Prefer immutable collections by default for thread safety and functional programming benefits
Choose the right collection type based on access patterns: List for sequential, Vector for random access
Use for-comprehensions for complex transformations with multiple generators and filters
Apply views for large transformations to avoid creating intermediate collections
Leverage groupBy and partition for categorizing data instead of manual filtering
Use parallel collections only for large, CPU-intensive operations on multi-core systems
Avoid size on lazy collections as it forces evaluation of the entire sequence
Prefer foldLeft over mutable accumulation for aggregating values functionally
Use Option instead of null when working with potentially missing collection elements
Apply consistent transformation patterns across all collection types for maintainable code
Using List for random access causes O(n) performance instead of O(1) with Vector
Forgetting to convert views back leaves lazy collections that compute on every access
Mutating collections in parallel causes race conditions and non-deterministic results
Not handling empty collections in reduce operations causes runtime exceptions
Using var with immutable collections defeats the purpose of immutability
Calling head on empty collections throws exceptions instead of using headOption
Inefficient string concatenation in folds should use StringBuilder or mkString
Not considering memory with large lazy sequences that retain references
Overusing parallel collections on small datasets adds overhead without benefits
Mixing mutable and immutable collections leads to unexpected mutations and bugs
Apply collection operations throughout Scala development for data transformation and processing.
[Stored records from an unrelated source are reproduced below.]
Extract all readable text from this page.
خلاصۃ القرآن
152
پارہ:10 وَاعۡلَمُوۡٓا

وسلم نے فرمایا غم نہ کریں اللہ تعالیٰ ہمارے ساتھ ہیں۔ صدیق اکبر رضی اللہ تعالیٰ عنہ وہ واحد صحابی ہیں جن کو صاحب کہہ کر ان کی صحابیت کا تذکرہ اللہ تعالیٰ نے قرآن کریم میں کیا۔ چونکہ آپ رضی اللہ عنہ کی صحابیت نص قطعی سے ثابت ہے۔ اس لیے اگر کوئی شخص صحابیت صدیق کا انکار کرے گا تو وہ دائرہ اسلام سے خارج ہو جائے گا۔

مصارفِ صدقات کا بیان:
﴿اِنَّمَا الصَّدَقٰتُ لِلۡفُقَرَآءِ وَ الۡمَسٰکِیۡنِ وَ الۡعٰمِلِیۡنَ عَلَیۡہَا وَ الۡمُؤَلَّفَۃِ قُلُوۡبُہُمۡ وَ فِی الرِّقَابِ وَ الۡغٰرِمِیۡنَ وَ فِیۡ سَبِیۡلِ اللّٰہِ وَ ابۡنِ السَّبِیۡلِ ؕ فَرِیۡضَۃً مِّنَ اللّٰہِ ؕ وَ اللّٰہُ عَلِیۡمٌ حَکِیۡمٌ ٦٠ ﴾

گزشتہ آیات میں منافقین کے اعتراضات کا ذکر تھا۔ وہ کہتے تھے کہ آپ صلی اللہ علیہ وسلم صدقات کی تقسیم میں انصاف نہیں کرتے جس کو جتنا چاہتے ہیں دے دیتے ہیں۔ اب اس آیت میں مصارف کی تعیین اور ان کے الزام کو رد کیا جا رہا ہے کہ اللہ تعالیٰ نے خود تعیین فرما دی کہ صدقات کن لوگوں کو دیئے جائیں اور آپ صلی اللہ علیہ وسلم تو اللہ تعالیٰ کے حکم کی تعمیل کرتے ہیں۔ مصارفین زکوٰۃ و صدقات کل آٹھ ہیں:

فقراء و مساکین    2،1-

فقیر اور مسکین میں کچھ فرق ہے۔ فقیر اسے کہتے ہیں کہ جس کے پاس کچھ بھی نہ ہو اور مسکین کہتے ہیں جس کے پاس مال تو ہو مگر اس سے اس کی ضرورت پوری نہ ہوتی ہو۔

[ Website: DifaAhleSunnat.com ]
Use immutable collections for concurrent applications and public APIs to ensure thread safety.
Leverage for-comprehensions when working with multiple sequences or nested structures.
Apply lazy evaluation with views for large datasets or when chaining many transformations.
Use parallel collections when processing large datasets with CPU-intensive operations on multi-core systems.
Choose specialized collection types (Set, Map, Vector) based on specific access patterns and performance requirements.